MahinRahman8901 / c10-Court-Transcript

A data pipeline to automate the enhancement, discoverability and and analysis of real Courtroom documents.

2 stars 0 forks source link

Decide how many pages of cases we want to scrape #38

Open ErvinRex opened 2 months ago

ErvinRex commented 2 months ago

Task Description

We need a backlog of cases to visualise a pattern of judge verdicts, including the daily ~2+ new high court cases.
The more cases we look at, the more it'll cost when using GPT-AI.
Will start with few pages now, but later will want a larger historical dataset.

User Stories

Stakeholders investigating judge verdict patterns will need a historical dataset to get a clear image of the way a judge rules.

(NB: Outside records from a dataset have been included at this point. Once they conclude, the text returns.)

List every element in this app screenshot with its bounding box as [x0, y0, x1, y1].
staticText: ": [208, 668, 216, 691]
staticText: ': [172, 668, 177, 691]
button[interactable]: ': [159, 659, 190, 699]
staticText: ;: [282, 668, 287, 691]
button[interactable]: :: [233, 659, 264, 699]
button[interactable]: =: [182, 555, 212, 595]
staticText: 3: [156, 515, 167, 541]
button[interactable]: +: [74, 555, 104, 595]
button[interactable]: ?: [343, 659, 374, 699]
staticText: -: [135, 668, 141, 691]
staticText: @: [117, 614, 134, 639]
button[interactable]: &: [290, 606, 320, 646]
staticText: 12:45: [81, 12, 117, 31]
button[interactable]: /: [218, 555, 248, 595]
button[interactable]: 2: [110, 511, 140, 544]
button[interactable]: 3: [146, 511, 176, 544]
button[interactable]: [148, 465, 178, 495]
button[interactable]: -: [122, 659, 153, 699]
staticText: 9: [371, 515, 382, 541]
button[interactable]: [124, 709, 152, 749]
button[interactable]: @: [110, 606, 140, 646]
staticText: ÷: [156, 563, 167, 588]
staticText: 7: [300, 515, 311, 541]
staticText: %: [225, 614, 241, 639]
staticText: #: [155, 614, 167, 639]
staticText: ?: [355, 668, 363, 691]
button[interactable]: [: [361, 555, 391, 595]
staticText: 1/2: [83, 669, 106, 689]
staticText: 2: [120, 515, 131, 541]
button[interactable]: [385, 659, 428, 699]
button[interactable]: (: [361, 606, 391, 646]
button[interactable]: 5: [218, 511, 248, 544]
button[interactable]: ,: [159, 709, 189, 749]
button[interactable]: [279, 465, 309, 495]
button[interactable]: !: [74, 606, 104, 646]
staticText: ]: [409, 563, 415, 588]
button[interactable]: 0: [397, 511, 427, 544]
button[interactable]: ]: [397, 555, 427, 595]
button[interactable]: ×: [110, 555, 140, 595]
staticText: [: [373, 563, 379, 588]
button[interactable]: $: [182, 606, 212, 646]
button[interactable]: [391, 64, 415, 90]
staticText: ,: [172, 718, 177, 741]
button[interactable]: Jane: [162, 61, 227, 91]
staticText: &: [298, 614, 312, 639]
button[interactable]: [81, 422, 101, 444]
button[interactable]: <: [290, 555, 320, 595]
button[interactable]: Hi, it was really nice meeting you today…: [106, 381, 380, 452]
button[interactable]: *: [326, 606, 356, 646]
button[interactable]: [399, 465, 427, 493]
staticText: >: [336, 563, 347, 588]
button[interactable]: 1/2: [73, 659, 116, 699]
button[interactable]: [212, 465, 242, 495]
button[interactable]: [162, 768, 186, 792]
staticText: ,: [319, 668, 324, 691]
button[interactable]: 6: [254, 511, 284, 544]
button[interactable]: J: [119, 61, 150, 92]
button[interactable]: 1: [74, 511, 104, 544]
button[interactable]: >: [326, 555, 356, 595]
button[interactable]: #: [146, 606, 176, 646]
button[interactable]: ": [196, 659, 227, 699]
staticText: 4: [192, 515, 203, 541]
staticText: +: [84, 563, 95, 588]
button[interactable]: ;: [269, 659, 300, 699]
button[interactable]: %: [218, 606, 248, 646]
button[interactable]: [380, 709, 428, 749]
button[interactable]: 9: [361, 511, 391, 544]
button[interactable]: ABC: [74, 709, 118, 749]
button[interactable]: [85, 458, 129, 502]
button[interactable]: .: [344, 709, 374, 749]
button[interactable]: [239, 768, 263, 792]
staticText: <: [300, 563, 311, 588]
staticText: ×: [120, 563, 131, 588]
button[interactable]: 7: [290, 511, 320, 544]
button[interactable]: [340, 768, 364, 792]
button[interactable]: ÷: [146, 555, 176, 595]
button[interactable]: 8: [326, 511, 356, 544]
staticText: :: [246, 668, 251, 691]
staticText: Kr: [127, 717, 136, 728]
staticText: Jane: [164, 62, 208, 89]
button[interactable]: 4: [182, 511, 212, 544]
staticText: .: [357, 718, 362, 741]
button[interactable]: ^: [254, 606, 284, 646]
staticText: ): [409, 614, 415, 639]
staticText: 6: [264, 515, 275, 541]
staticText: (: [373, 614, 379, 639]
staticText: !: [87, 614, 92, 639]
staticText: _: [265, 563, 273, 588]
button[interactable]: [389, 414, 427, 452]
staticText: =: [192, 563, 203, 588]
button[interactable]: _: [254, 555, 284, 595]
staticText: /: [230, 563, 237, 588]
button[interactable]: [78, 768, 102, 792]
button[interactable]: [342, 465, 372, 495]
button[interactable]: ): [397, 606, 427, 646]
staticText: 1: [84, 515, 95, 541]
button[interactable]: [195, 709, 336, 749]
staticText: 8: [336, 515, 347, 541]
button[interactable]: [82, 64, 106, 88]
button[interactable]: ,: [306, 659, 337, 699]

Relevant Files [If Available]

ayeshaa63 commented 2 months ago

I think we could start with the first 5 pages - that would give us 50 cases to work with as a starting point.

ErvinRex commented 2 months ago

Now that we know it does not take long to scrape and run the ETL pipeline, we could viably go through ~50 pages to get a large enough dataset to be used in our dashboard.

The daily run will only run on about 2/3 cases in the High Court for now, we can look at how looking at more courts can affect this time later.